One vote one shilling and CDF

You have spoken of “one vote one shilling” in general terms and specifically in connection with the NG-CDF. It was a slogan that figured prominently during the BBI saga – particularly in the context of the push for more constituencies, which would notably have benefited some areas of Central Kenya.

You are reported as having said Ruiru constituency with 800,000 people should not get the same in CDF as one with 14,000. Two points come to mind.

First, we should not have one constituency with 800,000 people and one with 14,000. The Constitution tries to ensure this, with the aim not of dividing money but of achieving the value of “one person one vote one value” as far as possible.

Divergence from equality of constituency size is permitted to a limited extent to accommodate differences such as densely populated or huge and sparsely populated areas. Gradually we are supposed to move towards greater equality – a process currently stalled because we have no IEBC commissioners to carry out the boundary redrawing exercise that should have been done some time ago, but has, of course, been held up by politicians’ wrangling.  

Secondly, sharing money on the basis of constituencies is done under the ND-CDF Act and 75 per cent to give people a roughly equal share of voice in government is mixed up with the issue of sharing money.
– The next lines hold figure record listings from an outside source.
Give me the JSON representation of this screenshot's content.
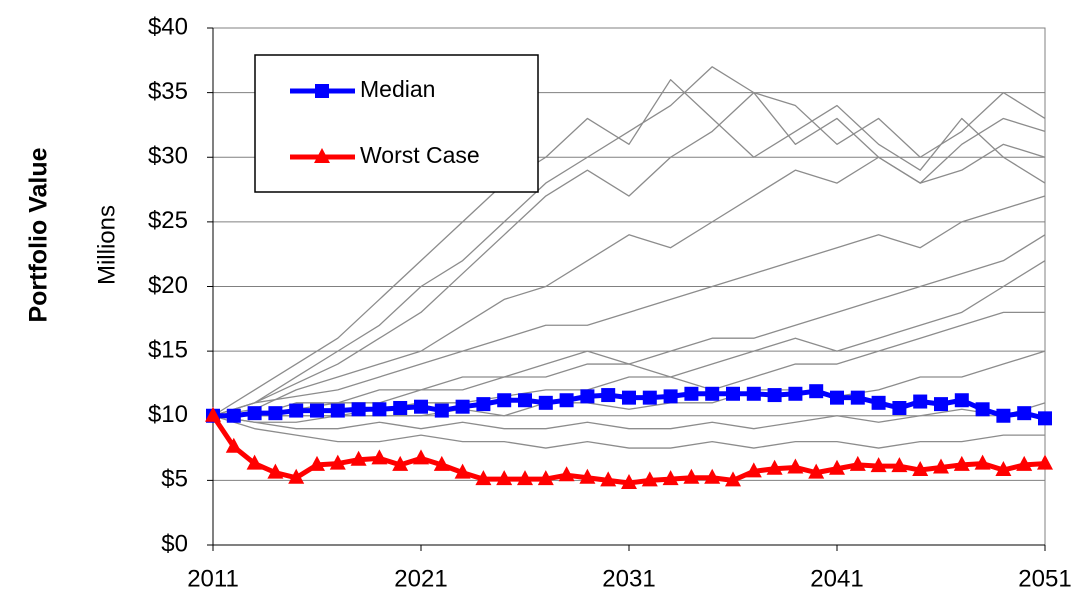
{
  "chart_data": {
    "type": "line",
    "ylabel": "Portfolio Value",
    "yunit": "Millions",
    "x": [
      2011,
      2012,
      2013,
      2014,
      2015,
      2016,
      2017,
      2018,
      2019,
      2020,
      2021,
      2022,
      2023,
      2024,
      2025,
      2026,
      2027,
      2028,
      2029,
      2030,
      2031,
      2032,
      2033,
      2034,
      2035,
      2036,
      2037,
      2038,
      2039,
      2040,
      2041,
      2042,
      2043,
      2044,
      2045,
      2046,
      2047,
      2048,
      2049,
      2050,
      2051
    ],
    "xlim": [
      2011,
      2051
    ],
    "xticks": [
      2011,
      2021,
      2031,
      2041,
      2051
    ],
    "ylim": [
      0,
      40
    ],
    "yticks": [
      {
        "value": 0,
        "label": "$0"
      },
      {
        "value": 5,
        "label": "$5"
      },
      {
        "value": 10,
        "label": "$10"
      },
      {
        "value": 15,
        "label": "$15"
      },
      {
        "value": 20,
        "label": "$20"
      },
      {
        "value": 25,
        "label": "$25"
      },
      {
        "value": 30,
        "label": "$30"
      },
      {
        "value": 35,
        "label": "$35"
      },
      {
        "value": 40,
        "label": "$40"
      }
    ],
    "grid": true,
    "legend": "upper left",
    "series": [
      {
        "name": "Median",
        "color": "#0000ff",
        "marker": "square",
        "values": [
          10,
          10,
          10.2,
          10.2,
          10.4,
          10.4,
          10.4,
          10.5,
          10.5,
          10.6,
          10.7,
          10.4,
          10.7,
          10.9,
          11.2,
          11.2,
          11,
          11.2,
          11.5,
          11.6,
          11.4,
          11.4,
          11.5,
          11.7,
          11.7,
          11.7,
          11.7,
          11.6,
          11.7,
          11.9,
          11.4,
          11.4,
          11,
          10.6,
          11.1,
          10.9,
          11.2,
          10.5,
          10,
          10.2,
          9.8
        ]
      },
      {
        "name": "Worst Case",
        "color": "#ff0000",
        "marker": "triangle",
        "values": [
          10,
          7.6,
          6.3,
          5.6,
          5.2,
          6.2,
          6.3,
          6.6,
          6.7,
          6.2,
          6.7,
          6.2,
          5.6,
          5.1,
          5.1,
          5.1,
          5.1,
          5.4,
          5.2,
          5,
          4.8,
          5,
          5.1,
          5.2,
          5.2,
          5,
          5.7,
          5.9,
          6,
          5.6,
          5.9,
          6.2,
          6.1,
          6.1,
          5.8,
          6,
          6.2,
          6.3,
          5.8,
          6.2,
          6.3
        ]
      }
    ],
    "simulations": {
      "color": "#8c8c8c",
      "x": [
        2011,
        2013,
        2015,
        2017,
        2019,
        2021,
        2023,
        2025,
        2027,
        2029,
        2031,
        2033,
        2035,
        2037,
        2039,
        2041,
        2043,
        2045,
        2047,
        2049,
        2051
      ],
      "paths": [
        [
          10,
          11,
          12.5,
          14,
          16,
          18,
          21,
          24,
          27,
          29,
          27,
          30,
          32,
          35,
          34,
          31,
          33,
          30,
          32,
          35,
          33
        ],
        [
          10,
          10.5,
          12,
          13,
          14,
          15,
          17,
          19,
          20,
          22,
          24,
          23,
          25,
          27,
          29,
          28,
          30,
          28,
          29,
          31,
          30
        ],
        [
          10,
          11,
          11.5,
          12,
          13,
          14,
          15,
          16,
          17,
          17,
          18,
          19,
          20,
          21,
          22,
          23,
          24,
          23,
          25,
          26,
          27
        ],
        [
          10,
          10,
          11,
          11,
          12,
          12,
          13,
          13,
          14,
          15,
          14,
          15,
          16,
          16,
          17,
          18,
          19,
          20,
          21,
          22,
          24
        ],
        [
          10,
          10,
          10.5,
          11,
          11,
          12,
          12,
          13,
          13,
          14,
          14,
          13,
          14,
          15,
          16,
          15,
          16,
          17,
          18,
          20,
          22
        ],
        [
          10,
          10,
          10,
          10,
          10.5,
          11,
          11,
          11.5,
          12,
          12,
          13,
          13,
          12,
          13,
          14,
          14,
          15,
          16,
          17,
          18,
          18
        ],
        [
          10,
          9.5,
          9.5,
          10,
          10,
          10,
          10.5,
          10,
          11,
          11,
          10.5,
          11,
          11,
          12,
          12,
          11.5,
          12,
          13,
          13,
          14,
          15
        ],
        [
          10,
          9.5,
          9,
          9,
          9.5,
          9,
          9.5,
          9,
          9,
          9.5,
          9,
          9,
          9.5,
          9,
          9.5,
          10,
          9.5,
          10,
          10.5,
          10,
          11
        ],
        [
          10,
          9,
          8.5,
          8,
          8,
          8.5,
          8,
          8,
          7.5,
          8,
          7.5,
          7.5,
          8,
          7.5,
          8,
          8,
          7.5,
          8,
          8,
          8.5,
          8.5
        ],
        [
          10,
          12,
          14,
          16,
          19,
          22,
          25,
          28,
          30,
          33,
          31,
          36,
          33,
          30,
          32,
          34,
          31,
          29,
          33,
          30,
          28
        ],
        [
          10,
          11,
          13,
          15,
          17,
          20,
          22,
          25,
          28,
          30,
          32,
          34,
          37,
          35,
          31,
          33,
          30,
          28,
          31,
          33,
          32
        ]
      ]
    }
  }
}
And, ironically, just 0.5 per cent of the national revenue is to be allocated through the Equalisation Fund for “basic services including water, roads, health facilities and electricity to marginalised areas” in an effort to rectify imbalances. It is allocated by the Commission on Revenue Allocation on the basis of careful research.
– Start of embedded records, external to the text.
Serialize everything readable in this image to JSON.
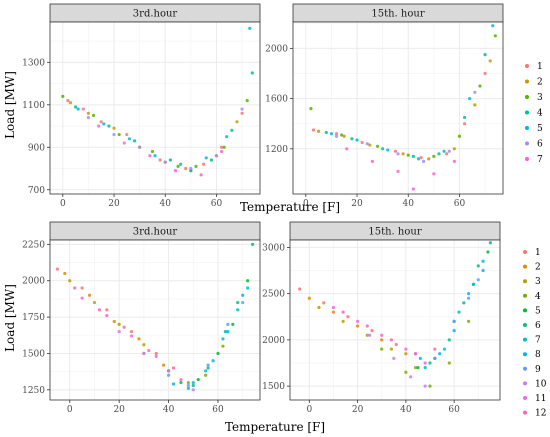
{
  "chart_data": [
    {
      "type": "scatter",
      "title": "3rd.hour",
      "xlabel": "Temperature [F]",
      "ylabel": "Load [MW]",
      "xlim": [
        -5,
        77
      ],
      "ylim": [
        680,
        1490
      ],
      "x_ticks": [
        0,
        20,
        40,
        60
      ],
      "y_ticks": [
        700,
        900,
        1100,
        1300
      ],
      "grid": true,
      "legend": "right",
      "series": [
        {
          "name": "1",
          "x": [
            2,
            8,
            15,
            25,
            38,
            48,
            55,
            62,
            70
          ],
          "y": [
            1120,
            1080,
            1020,
            960,
            840,
            800,
            820,
            900,
            1060
          ]
        },
        {
          "name": "2",
          "x": [
            3,
            10,
            20,
            30,
            40,
            50,
            60,
            68
          ],
          "y": [
            1110,
            1060,
            990,
            900,
            830,
            790,
            860,
            1020
          ]
        },
        {
          "name": "3",
          "x": [
            0,
            12,
            22,
            35,
            45,
            52,
            63,
            72
          ],
          "y": [
            1140,
            1050,
            960,
            880,
            810,
            810,
            900,
            1120
          ]
        },
        {
          "name": "4",
          "x": [
            5,
            18,
            28,
            42,
            50,
            58,
            66,
            74
          ],
          "y": [
            1090,
            1000,
            930,
            840,
            790,
            840,
            980,
            1250
          ]
        },
        {
          "name": "5",
          "x": [
            6,
            16,
            26,
            36,
            46,
            56,
            64,
            73
          ],
          "y": [
            1080,
            1010,
            940,
            860,
            820,
            850,
            950,
            1460
          ]
        },
        {
          "name": "6",
          "x": [
            10,
            20,
            30,
            40,
            50,
            60,
            70
          ],
          "y": [
            1040,
            960,
            900,
            830,
            800,
            860,
            1080
          ]
        },
        {
          "name": "7",
          "x": [
            14,
            24,
            34,
            44,
            54,
            62
          ],
          "y": [
            1000,
            920,
            860,
            790,
            770,
            880
          ]
        }
      ]
    },
    {
      "type": "scatter",
      "title": "15th. hour",
      "xlabel": "Temperature [F]",
      "ylabel": "Load [MW]",
      "xlim": [
        -5,
        77
      ],
      "ylim": [
        840,
        2210
      ],
      "x_ticks": [
        0,
        20,
        40,
        60
      ],
      "y_ticks": [
        1200,
        1600,
        2000
      ],
      "grid": true,
      "legend": "right",
      "series": [
        {
          "name": "1",
          "x": [
            3,
            12,
            22,
            35,
            45,
            55,
            62,
            70
          ],
          "y": [
            1350,
            1320,
            1250,
            1180,
            1130,
            1160,
            1400,
            1800
          ]
        },
        {
          "name": "2",
          "x": [
            5,
            15,
            25,
            38,
            48,
            58,
            66,
            72
          ],
          "y": [
            1340,
            1300,
            1230,
            1160,
            1120,
            1200,
            1550,
            1900
          ]
        },
        {
          "name": "3",
          "x": [
            2,
            14,
            28,
            40,
            50,
            60,
            68,
            74
          ],
          "y": [
            1520,
            1310,
            1220,
            1150,
            1140,
            1300,
            1700,
            2100
          ]
        },
        {
          "name": "4",
          "x": [
            8,
            18,
            30,
            42,
            52,
            62,
            70
          ],
          "y": [
            1330,
            1280,
            1200,
            1140,
            1160,
            1450,
            1950
          ]
        },
        {
          "name": "5",
          "x": [
            10,
            20,
            32,
            44,
            54,
            64,
            73
          ],
          "y": [
            1320,
            1270,
            1190,
            1120,
            1180,
            1600,
            2180
          ]
        },
        {
          "name": "6",
          "x": [
            12,
            24,
            36,
            46,
            56,
            66
          ],
          "y": [
            1300,
            1240,
            1160,
            1100,
            1180,
            1650
          ]
        },
        {
          "name": "7",
          "x": [
            16,
            26,
            36,
            42,
            50,
            58
          ],
          "y": [
            1200,
            1100,
            1020,
            880,
            1000,
            1100
          ]
        }
      ]
    },
    {
      "type": "scatter",
      "title": "3rd.hour",
      "xlabel": "Temperature [F]",
      "ylabel": "Load [MW]",
      "xlim": [
        -8,
        77
      ],
      "ylim": [
        1180,
        2280
      ],
      "x_ticks": [
        0,
        20,
        40,
        60
      ],
      "y_ticks": [
        1250,
        1500,
        1750,
        2000,
        2250
      ],
      "grid": true,
      "legend": "right",
      "series": [
        {
          "name": "1",
          "x": [
            -5,
            5,
            15,
            25,
            35
          ],
          "y": [
            2080,
            1950,
            1800,
            1650,
            1500
          ]
        },
        {
          "name": "2",
          "x": [
            -2,
            8,
            18,
            28,
            38
          ],
          "y": [
            2050,
            1900,
            1720,
            1600,
            1420
          ]
        },
        {
          "name": "3",
          "x": [
            0,
            10,
            20,
            30,
            40
          ],
          "y": [
            2000,
            1850,
            1700,
            1560,
            1380
          ]
        },
        {
          "name": "4",
          "x": [
            30,
            40,
            48,
            55,
            62
          ],
          "y": [
            1500,
            1380,
            1300,
            1350,
            1550
          ]
        },
        {
          "name": "5",
          "x": [
            45,
            52,
            60,
            66,
            72
          ],
          "y": [
            1300,
            1320,
            1500,
            1700,
            2000
          ]
        },
        {
          "name": "6",
          "x": [
            50,
            56,
            63,
            68,
            74
          ],
          "y": [
            1280,
            1400,
            1650,
            1850,
            2250
          ]
        },
        {
          "name": "7",
          "x": [
            48,
            55,
            62,
            68,
            72
          ],
          "y": [
            1260,
            1380,
            1600,
            1800,
            1950
          ]
        },
        {
          "name": "8",
          "x": [
            42,
            50,
            58,
            64,
            70
          ],
          "y": [
            1290,
            1300,
            1450,
            1650,
            1900
          ]
        },
        {
          "name": "9",
          "x": [
            40,
            48,
            56,
            64,
            70
          ],
          "y": [
            1350,
            1280,
            1420,
            1700,
            1850
          ]
        },
        {
          "name": "10",
          "x": [
            20,
            30,
            40,
            50
          ],
          "y": [
            1650,
            1500,
            1380,
            1250
          ]
        },
        {
          "name": "11",
          "x": [
            5,
            15,
            25,
            35,
            45
          ],
          "y": [
            1880,
            1760,
            1620,
            1480,
            1320
          ]
        },
        {
          "name": "12",
          "x": [
            2,
            12,
            22,
            32,
            42
          ],
          "y": [
            1950,
            1800,
            1680,
            1520,
            1400
          ]
        }
      ]
    },
    {
      "type": "scatter",
      "title": "15th. hour",
      "xlabel": "Temperature [F]",
      "ylabel": "Load [MW]",
      "xlim": [
        -8,
        79
      ],
      "ylim": [
        1350,
        3080
      ],
      "x_ticks": [
        0,
        20,
        40,
        60
      ],
      "y_ticks": [
        1500,
        2000,
        2500,
        3000
      ],
      "grid": true,
      "legend": "right",
      "series": [
        {
          "name": "1",
          "x": [
            -4,
            6,
            16,
            26,
            36
          ],
          "y": [
            2550,
            2400,
            2250,
            2100,
            1950
          ]
        },
        {
          "name": "2",
          "x": [
            0,
            10,
            20,
            30,
            40
          ],
          "y": [
            2450,
            2300,
            2150,
            2000,
            1850
          ]
        },
        {
          "name": "3",
          "x": [
            4,
            14,
            24,
            34,
            44
          ],
          "y": [
            2350,
            2200,
            2050,
            1900,
            1700
          ]
        },
        {
          "name": "4",
          "x": [
            30,
            40,
            50,
            58,
            66
          ],
          "y": [
            1900,
            1650,
            1500,
            1750,
            2200
          ]
        },
        {
          "name": "5",
          "x": [
            45,
            52,
            60,
            68,
            74
          ],
          "y": [
            1700,
            1800,
            2200,
            2600,
            2950
          ]
        },
        {
          "name": "6",
          "x": [
            50,
            58,
            64,
            70,
            75
          ],
          "y": [
            1750,
            2000,
            2400,
            2800,
            3050
          ]
        },
        {
          "name": "7",
          "x": [
            48,
            56,
            62,
            68,
            72
          ],
          "y": [
            1700,
            1900,
            2300,
            2600,
            2850
          ]
        },
        {
          "name": "8",
          "x": [
            46,
            54,
            60,
            66,
            72
          ],
          "y": [
            1800,
            1850,
            2100,
            2500,
            2750
          ]
        },
        {
          "name": "9",
          "x": [
            44,
            52,
            60,
            66,
            70
          ],
          "y": [
            1850,
            1800,
            2200,
            2450,
            2650
          ]
        },
        {
          "name": "10",
          "x": [
            25,
            35,
            42,
            48
          ],
          "y": [
            2050,
            1800,
            1600,
            1500
          ]
        },
        {
          "name": "11",
          "x": [
            10,
            20,
            30,
            40,
            48
          ],
          "y": [
            2350,
            2200,
            2050,
            1900,
            1750
          ]
        },
        {
          "name": "12",
          "x": [
            14,
            24,
            34,
            44,
            52
          ],
          "y": [
            2300,
            2150,
            2000,
            1850,
            1900
          ]
        }
      ]
    }
  ],
  "legends": {
    "top": {
      "entries": [
        "1",
        "2",
        "3",
        "4",
        "5",
        "6",
        "7"
      ],
      "colors": [
        "#F8766D",
        "#C49A00",
        "#53B400",
        "#00C094",
        "#00B6EB",
        "#A58AFF",
        "#FB61D7"
      ]
    },
    "bottom": {
      "entries": [
        "1",
        "2",
        "3",
        "4",
        "5",
        "6",
        "7",
        "8",
        "9",
        "10",
        "11",
        "12"
      ],
      "colors": [
        "#F8766D",
        "#DE8C00",
        "#B79F00",
        "#7CAE00",
        "#00BA38",
        "#00C08B",
        "#00BFC4",
        "#00B4F0",
        "#619CFF",
        "#C77CFF",
        "#F564E3",
        "#FF64B0"
      ]
    }
  },
  "colors": {
    "panel_bg": "#ffffff",
    "grid_major": "#ebebeb",
    "grid_minor": "#f5f5f5",
    "strip_bg": "#d9d9d9",
    "border": "#333333"
  }
}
Yet 2.5 per cent of the national government’s share of that revenue, at least three times the Equalisation Fund, is to be allocated on a completely different – and much less carefully thought-through – basis, and a basis that does not now, and probably will continue not to be, a positive influence towards national equality and cohesion. Yet again the constitutionally anomalous position of the CDF is clear.

Beyond the CDF

You have complained more people in an area means more taxes from them. So they should get more. But this goes directly counter to the idea of redistribution that is in our Constitution.

And let’s be frank – more development means more income which means more taxes. The CRA, when devising the bases for division of revenue, considered history. When preparing its second policy for dividing the Equalisation Fund, it reviewed the causes of inequality, including the colonial period when “Implementation of the colonial legislation and /or policies intentionally or inadvertently instigated marginalisation in some parts of the country.”

Then came the inconsistency of vision and practice of post-colonial governments (including the infamous Sessional Paper No. 10 of 1965). The last “exacerbated inequality by focusing investment resources on areas with the ‘highest absorptive capacity’ without adequate redistributive policies”.

This is – interestingly – from a 2013 Government Paper on National Cohesion and Integration, in the very early days of the Kenyatta/Ruto regime, which recognised the Constitution as the heart and foundation of the topic.

People who can pay more tax may be benefiting from past policies that favoured them. And if those who pay more taxes get more money, which will mean more development … I need not go on.

The time has come to change this. In fact, it came in 2010.

One man (even this is against the Constitution which never speaks as though only males do things) one vote one shilling is not the same as saying that “resources are about people,” as you say. People cannot be separated from their contexts, including their pasts and their environment. Their life chances, and their hope of changing them, are deeply affected by these factors. To treat the unequal in a uniform way is unconstitutional.

To repeat what I observed a year ago, David Ndii, now chairman of the President’s Council of Economic Advisers, in a 2020 article in the Elephant forcefully criticised the one vote one shilling philosophy.

And he wrote, “Without a commitment to equitable development there is no social contract, which is to say that, sooner or later, there will be no Kenya.” I hope that sentiment still figures in his advice.